What happens if I go on a leave of absence?
Prior to taking a leave of absence from your employer, be sure to contact your Human Resource department for options on how to handle your benefits while you are out. Options for handling your Medical Care Reimbursement Account while on a leave of absence may include the following:
Stop all contributions while out on leave of absence - You may be eligible to stop contributions to the FSA account while you are out on leave. If you choose this option, any expenses incurred during the leave of absence will not be eligible for reimbursement as you are not actively participating in the plan.
Pre-pay contributions for the scheduled leave of absence - You may be eligible to pre-pay all planned contributions to your account. Pre-payment of contributions allows you to keep the pre-tax benefit of the plan as well as keeps your account open to submit for reimbursement for expenses incurred while out on a leave of absence. Pre-payment of contributions prior to your leave of absence allows you to maintain an "active" employee status for purposes of the medical care reimbursement account, while you are on a leave of absence. Please note that if your leave of absence is extended beyond the intended return date, additional contributions may need to be made to your employer plan to maintain an "active" status in the account.
Make payments during your leave of absence - You may be eligible to make after tax payments to your employer for continuation of your medical care reimbursement account while on a leave of absence. Making contributions to the plan allows for your account to remain open for submission for reimbursement of expenses incurred while out on a leave of absence. Contributions while on a leave of absence should be made to your employer on a monthly basis. You will need to contact your employer to determine the dollar amount and the timelines during which contributions must be made.
Additional options for maintaining your FSA account(s) may be available for your employer-group.
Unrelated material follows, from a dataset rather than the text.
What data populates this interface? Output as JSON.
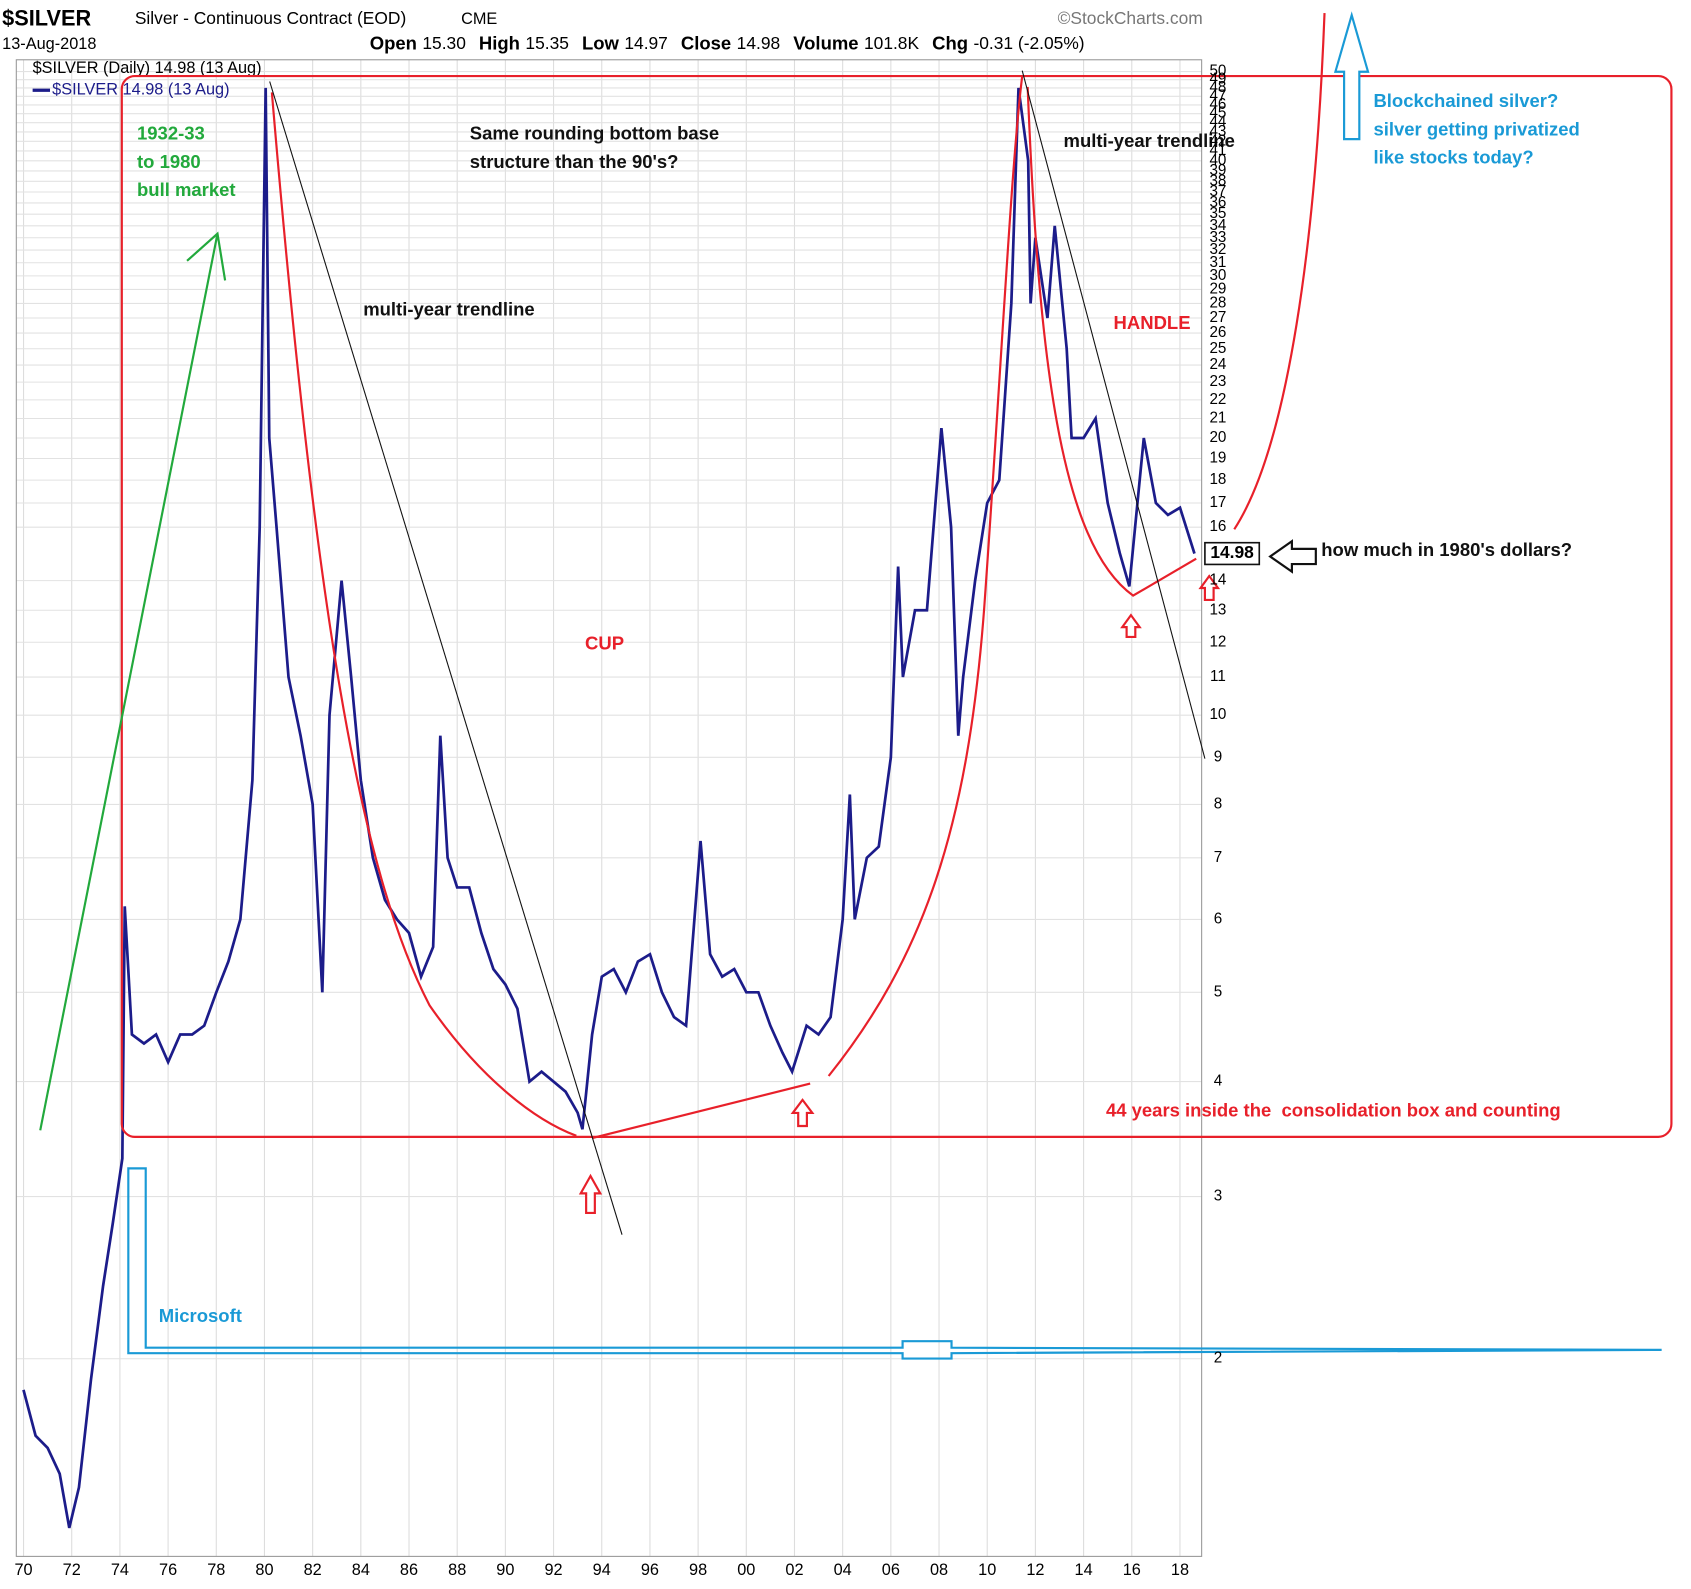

Please contact Participant Services at Igoe or your Human Resource department if you wish to discuss additional options that may be available for your group.
I've terminated and was reimbursed more than my Medical Care deposits. Do I need to refund my former employer for the amount of the overpayment?
Since Medical Care is pre-funded, you can be reimbursed up to your entire annual election provided the expenses were incurred during your active participation. Active participation is defined as running from your eligibility date through the termination date.